Wednesday, October 14, 2009

Foreign investors flock to JSE as confidence in dollar wanes

October 14, 2009

By Ethel Hazelhurst

Nearly R70-billion worth of offshore funds have flowed into JSE-listed companies this year, on a net basis, according to George Glynos, the managing director of market analysis firm ETM.

Non-resident inflows already topped the R67.5bn invested in the local stock exchange in the whole of 2007, Glynos said. And they follow a R57bn outflow last year.

Foreign inflows have helped push the JSE's all share index up 18 percent since the start of the year.

Glynos also said that according to technical analysis, the gold price could reach $1 300 (R9 560) within the next few months. The precious metal, which burst through the March 2008 record of $1 033 a week ago, touched a new record high of $1 068.30 yesterday before retreating to just below $1 060. It is 20 percent higher than at the start of the year.

The JSE and the gold price are beneficiaries of unprecedented levels of liquidity abroad, after the series of monetary and fiscal rescue packages in many economies over the past year.

"Large quantities of funds that have been cautiously sitting on the sidelines in risk averse investments ultimately need to be invested to generate stronger returns," Glynos said. Global investors are seeking yield in emerging markets with a better growth outlook.
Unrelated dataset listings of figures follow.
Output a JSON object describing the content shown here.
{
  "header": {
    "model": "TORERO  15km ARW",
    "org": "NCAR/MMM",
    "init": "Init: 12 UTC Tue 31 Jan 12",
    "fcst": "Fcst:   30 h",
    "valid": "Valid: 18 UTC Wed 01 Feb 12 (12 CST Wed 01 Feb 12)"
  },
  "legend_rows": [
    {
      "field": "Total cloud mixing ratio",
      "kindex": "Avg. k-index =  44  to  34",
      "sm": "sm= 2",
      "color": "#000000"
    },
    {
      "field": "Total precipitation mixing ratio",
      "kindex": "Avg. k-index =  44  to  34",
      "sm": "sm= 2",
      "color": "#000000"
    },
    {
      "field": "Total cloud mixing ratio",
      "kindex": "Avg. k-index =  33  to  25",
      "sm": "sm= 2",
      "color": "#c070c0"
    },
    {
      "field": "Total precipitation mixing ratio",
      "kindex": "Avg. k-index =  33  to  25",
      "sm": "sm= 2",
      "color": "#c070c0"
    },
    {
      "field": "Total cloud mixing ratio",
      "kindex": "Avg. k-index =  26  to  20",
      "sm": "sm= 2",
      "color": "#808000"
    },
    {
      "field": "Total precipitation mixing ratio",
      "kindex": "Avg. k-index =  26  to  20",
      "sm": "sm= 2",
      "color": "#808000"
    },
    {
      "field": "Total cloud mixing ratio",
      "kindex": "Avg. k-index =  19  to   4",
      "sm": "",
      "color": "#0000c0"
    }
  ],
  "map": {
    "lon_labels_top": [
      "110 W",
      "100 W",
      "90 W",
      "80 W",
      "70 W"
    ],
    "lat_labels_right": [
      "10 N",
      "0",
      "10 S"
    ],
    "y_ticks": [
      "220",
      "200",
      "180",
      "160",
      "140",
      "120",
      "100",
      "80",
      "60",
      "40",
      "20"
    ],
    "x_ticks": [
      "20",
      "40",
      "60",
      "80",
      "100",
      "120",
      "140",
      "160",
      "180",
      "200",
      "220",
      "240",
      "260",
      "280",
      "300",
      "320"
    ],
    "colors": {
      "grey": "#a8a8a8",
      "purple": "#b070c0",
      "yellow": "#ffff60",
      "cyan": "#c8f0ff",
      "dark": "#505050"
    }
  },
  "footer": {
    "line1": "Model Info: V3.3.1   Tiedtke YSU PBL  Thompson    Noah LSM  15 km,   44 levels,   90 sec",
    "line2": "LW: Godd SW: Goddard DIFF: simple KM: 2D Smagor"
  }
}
Glynos attributed much of the JSE's recent gains to foreign investors because local fund managers, he said, "haven't committed to the equity market in a wholesale manner". He said they were more cautious about "rotating away from risk-averse asset classes such as cash" as interest rates in the money market were still compensating for inflation and offered security in uncertain times.

However, he warned the run up in stock markets and commodity prices did not necessarily reflect optimism about economic fundamentals.

To some extent, they demonstrated a lack of confidence in the US dollar and were a response to "ultra loose monetary policies" abroad.

The dollar's role as the global reserve currency is in doubt as central banks round the world increasingly shift into other currencies, particularly the euro. Investors are also following suit.

Nedbank Capital said yesterday that the dollar was near a 14-month low against a basket of major currencies.

RMB commodity analyst Josina Oliphant said gold responded more to dollar weakness than most commodities.